EDI’s solution incorporated:
• Floor-mounted configuration for full pit drawdown capacity
• Floating configuration for cost effective flow-through capacity
• Customized modular construction for faster installation and re-deployment
• Variable output blowers for operational flexibility, and hands-off operation
• Chemically-compatible, flexible membrane fine-pore diffusers for high operating efficiency and long service life
• Temperature and corrosion-resistant materials of construction to withstand elevated operating temperatures and high salt concentrations.
• Front to back maintenance service program for high uptime performance

EDI also provided a customized front-to-back maintenance service package to assure the aeration system is always in top operating condition.

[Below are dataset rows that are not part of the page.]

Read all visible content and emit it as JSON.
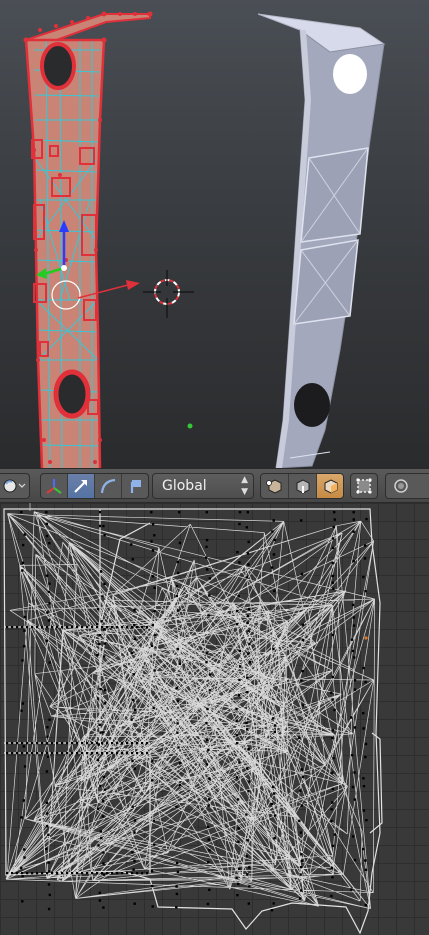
{
  "viewport": {
    "accent_selected": "#e0303a",
    "accent_edges": "#35c8d8",
    "face_fill": "#c98475",
    "mesh_gray": "#a7acc0"
  },
  "toolbar": {
    "viewport_shading_icon": "sphere-icon",
    "manipulator_icon": "transform-axes-icon",
    "translate_icon": "arrow-icon",
    "rotate_icon": "arc-icon",
    "scale_icon": "scale-icon",
    "orientation": "Global",
    "select_mode_icons": [
      "vertex-select-icon",
      "edge-select-icon",
      "face-select-icon"
    ],
    "occlude_icon": "limit-selection-icon",
    "proportional_icon": "proportional-edit-icon"
  },
  "uv_editor": {
    "wire_color": "#d8d8d8",
    "vertex_color": "#000000"
  }
}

Upgraded System Performance

System commissioning was completed in July 2017 and is expected to begin treating produced water immediately. Results will be compiled over time to document the performance of the system; however, similar operating facilities in the region have already demonstrated the treatment and cost metrics for the facility. EDI’s advanced design provides a reduction in energy use by more than 50% compared to alternate aeration techniques, and the installed solution reduces the capital and O&M costs for the aeration equipment to a few centers per barrel of water treated. The anticipated project term for this facility is quite long; however, even for the usual 2–5-year project life, a significant payback and short return on investment are big wins for the customer.